Tomorrow is Another Day

“What does it take to beat this game? How can I drag myself to write about it when all I want to do is hide? It all started off so well. Bad luck stories always do. I took another $1500 out of Pacific over a few days, all swell, bankroll looking good, I’m feeling good, June just gonna be the month when it all happens. Yesterday it went off the cliff, comfortably my worst day. Two separate $900 downswings, punctuated by a similar upswing. Christ, the nervous and emotional energy that takes, forget what it does to confidence.

Down is bad. Up is just relief - not good, just relief. Then down again, and there’s no way back. And what when it’s all over? What can you do? Scarlett O’Hara the damn thing - tomorrow is another day? Drink and forget? Conversation is all but impossible, sleep a long way away.

Well, today was a new day. A day for study, for plugging leaks, for analysis, for a long overdue check-up and sweat session. So how did I find myself throwing away half my (admittedly small) Interpoker bankroll without even clearing the bonus? You tell me.

Low doesn’t start to describe the way I feel. Can words do me justice? Spent, empty, impotent, crushed, sick, ill, pathetic, useless, bleak, depressed.”

That was three days ago. Since then I’ve won. The game is good, all is good and the bankroll is looking just swell, thanks very much . June is gonna be the month where it all happens.

June 04, 2006

Big Deal Misses The Flop

Big Deal - One Year as a Professional Poker Player, by Anthony Holden

There is no way that Big Deal should miss the flop but when the cards are flipped at showdown, Anthony Holden is holding rags. He has the anecdotes, he has the hard-earned experience, he even has the dust-jacket endorsements - David Mamet, Salman Rushide and Martin Amis. But he just doesn’t have the nuts.

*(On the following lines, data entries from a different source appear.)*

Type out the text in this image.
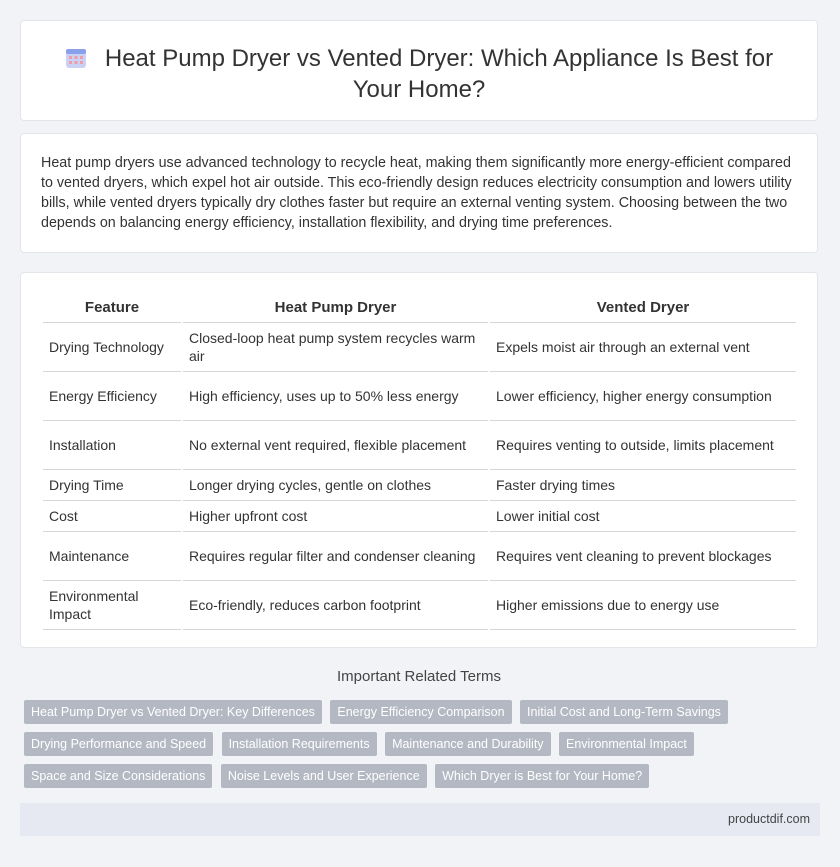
Heat Pump Dryer vs Vented Dryer: Which Appliance Is Best for Your Home?

Heat pump dryers use advanced technology to recycle heat, making them significantly more energy-efficient compared to vented dryers, which expel hot air outside. This eco-friendly design reduces electricity consumption and lowers utility bills, while vented dryers typically dry clothes faster but require an external venting system. Choosing between the two depends on balancing energy efficiency, installation flexibility, and drying time preferences.

Feature	Heat Pump Dryer	Vented Dryer
Drying Technology	Closed-loop heat pump system recycles warm air	Expels moist air through an external vent
Energy Efficiency	High efficiency, uses up to 50% less energy	Lower efficiency, higher energy consumption
Installation	No external vent required, flexible placement	Requires venting to outside, limits placement
Drying Time	Longer drying cycles, gentle on clothes	Faster drying times
Cost	Higher upfront cost	Lower initial cost
Maintenance	Requires regular filter and condenser cleaning	Requires vent cleaning to prevent blockages
Environmental Impact	Eco-friendly, reduces carbon footprint	Higher emissions due to energy use
Important Related Terms
Heat Pump Dryer vs Vented Dryer: Key Differences Energy Efficiency Comparison Initial Cost and Long-Term Savings Drying Performance and Speed Installation Requirements Maintenance and Durability Environmental Impact Space and Size Considerations Noise Levels and User Experience Which Dryer is Best for Your Home?
productdif.com
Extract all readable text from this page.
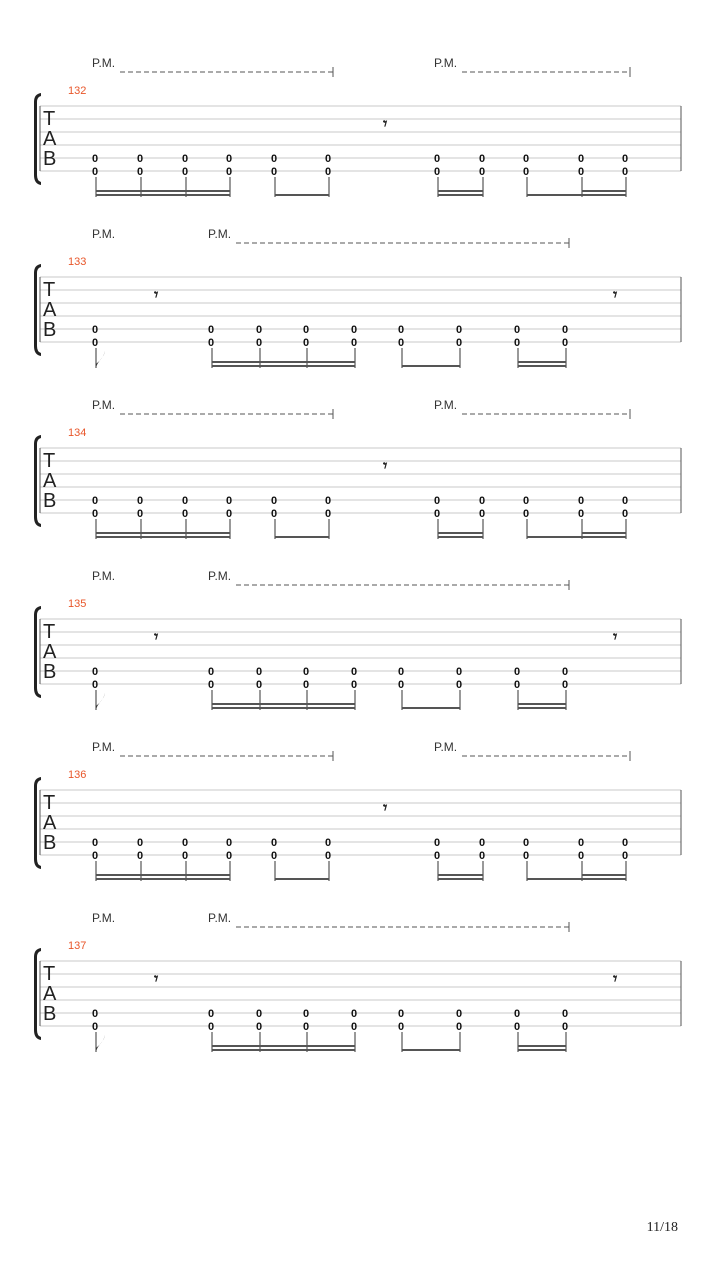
P.M.	P.M.
132
T
A
B	0
0
0
0
0
0
0
0
0
0
0
0
𝄾
0
0
0
0
0
0
0
0
0
0
P.M.	P.M.
133
T
A
B	0
0
𝄾
0
0
0
0
0
0
0
0
0
0
0
0
0
0
0
0
𝄾
P.M.	P.M.
134
T
A
B	0
0
0
0
0
0
0
0
0
0
0
0
𝄾
0
0
0
0
0
0
0
0
0
0
P.M.	P.M.
135
T
A
B	0
0
𝄾
0
0
0
0
0
0
0
0
0
0
0
0
0
0
0
0
𝄾
P.M.	P.M.
136
T
A
B	0
0
0
0
0
0
0
0
0
0
0
0
𝄾
0
0
0
0
0
0
0
0
0
0
P.M.	P.M.
137
T
A
B	0
0
𝄾
0
0
0
0
0
0
0
0
0
0
0
0
0
0
0
0
𝄾
11/18
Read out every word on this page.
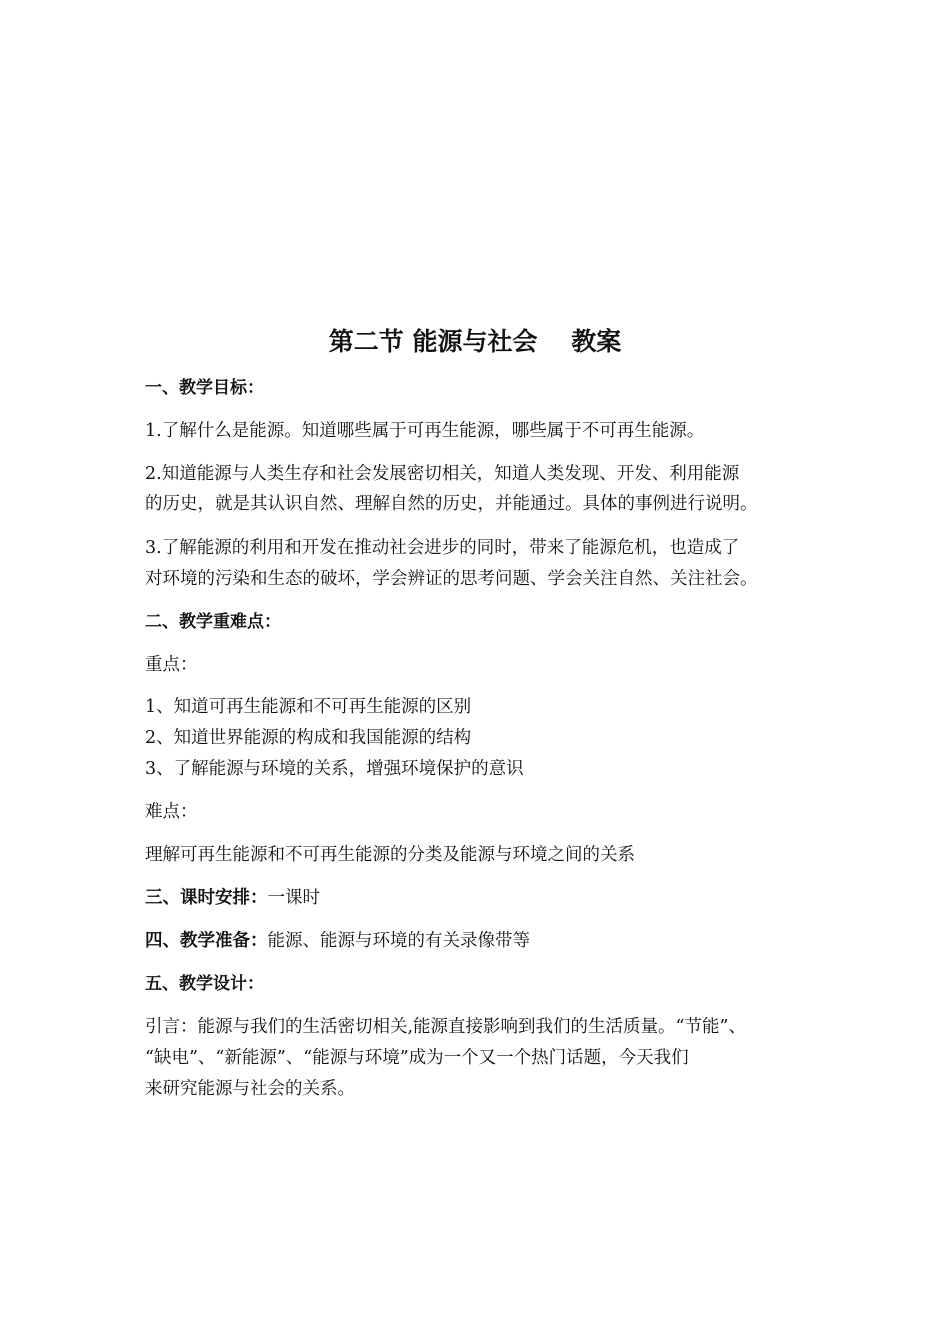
第二节 能源与社会　 教案
一、教学目标：
1.了解什么是能源。知道哪些属于可再生能源，哪些属于不可再生能源。
2.知道能源与人类生存和社会发展密切相关，知道人类发现、开发、利用能源
的历史，就是其认识自然、理解自然的历史，并能通过。具体的事例进行说明。
3.了解能源的利用和开发在推动社会进步的同时，带来了能源危机，也造成了
对环境的污染和生态的破坏，学会辨证的思考问题、学会关注自然、关注社会。
二、教学重难点：
重点：
1、知道可再生能源和不可再生能源的区别
2、知道世界能源的构成和我国能源的结构
3、了解能源与环境的关系，增强环境保护的意识
难点：
理解可再生能源和不可再生能源的分类及能源与环境之间的关系
三、课时安排：一课时
四、教学准备：能源、能源与环境的有关录像带等
五、教学设计：
引言：能源与我们的生活密切相关,能源直接影响到我们的生活质量。“节能”、
“缺电”、“新能源”、“能源与环境”成为一个又一个热门话题，今天我们
来研究能源与社会的关系。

Poker until the late 1970’s was a game of hard-ass Texan hustlers, a Runyon-esque romp from coast-to-coast. Poker since the late 1990’s has been dotcom boom time, an ever-expanding entertainment industry and a blue-chip business in both its casino and online forms. Big Deal sits somewhere in the middle, harking back to the golden age, but unable to look forward to mass-participation.

The old-time stories, and literary-Londoner-in-Las Vegas observations are lifted straight from Al Alvarez’s The Biggest Game in Town. Alvarez, is Holden’s real-life mentor, and the pupil never threatens to overreach his master.

The book recounts Holden’s experiences on the professional circuit in 1988-9, book-ended by a pair of appearances at the World Series of Poker Main Event, the $10,000 buy-in No Limit Hold ’Em tournament. He comes 90th in 1988, then 111th in 1989. But Holden gets outdrawn on these experiences which should be his book’s big draw.

James McManus, another journalist/author and literary type entered the tournament in 2000 - and made the final table, winning a quarter million dollars. Positively Fifth Street, McManus’ tale of his exploits, woven into his coverage of the murder trial of Vegas legend Ted Binion, really tells you what it’s like for an amateur to sit with the pro’s.

Don’t misunderstand. Big Deal is a good book. It is a worthy book. The poker is real, the players are real and the writing is real. But it is not a great book. It is neither as entertaining nor perceptive as Alvarez’ original, and it is not as exciting or informative as McManus’ update.

Buy Big Deal from amazon.co.uk 

 

June 03, 2006

Crypto Reduces the Rake

At last! The Cryptologic network (which includes SunPoker) has sliced a little from the rake at short-handed tables. Having already spent $15,851 this year any reduction, however small, is welcome.

Two players now face one unit max rake.
Three to four players now have two units max rake.
Five or more still have three units max.